今も印象に残っているのは、式典のときに何の音もない中で1分間黙とうをするということ。蝉の鳴き声と、じりじりとすごく天気が良いときで、このときに爆撃機が来る音がして、〝それ〟が落ちてきて、気付かないうちに一気にそういうことが起こったということを想像すると、核の問題が自分にものすごく迫ってくるというか、それがあってやっと議論に少し足を踏み込めたと記憶しています。

楢原
まったくその通りで、自分の普段の暮らしの中でどう位置づけるかとか、もし自分がそこにいたらどうなっていただろうかとか考えることがすごく大事ですよね。私も被爆体験伝承講話や、ヒロシマピースボランティアをしていますが、どちらにしてもそうなのです。被爆者は今も大変な思いをして生きているのですよ。今も終わっていないのですよ。
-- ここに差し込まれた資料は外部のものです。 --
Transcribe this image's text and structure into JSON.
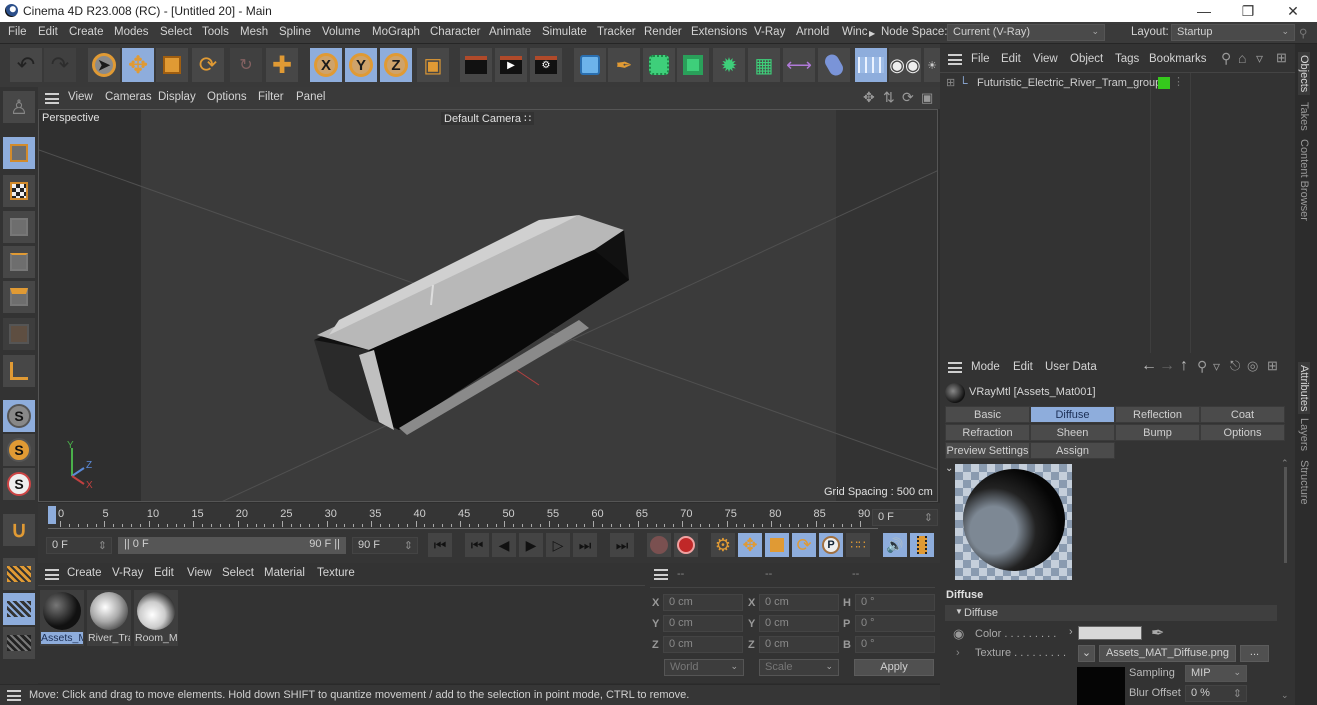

だから、皆さんがここにいたらどう思いますか、ちょっと考えてみましょうというふうに、自分に置き換えて考えてもらうようにしています。また、それを考えてもらえるような話をするようにしています。それはすごく大事だと思います。そうしないと、“Peace Now!”のような場所では特に、議論は深まっていかないと思います。

被爆体験伝承講話:被爆者の体験を後世に語り継ぐために広島市が行っている事業で、現在50名の方が伝承者として認定されている。

ヒロシマピースボランティア:広島平和記念資料館や平和公園をガイドする資料館直轄のグループ。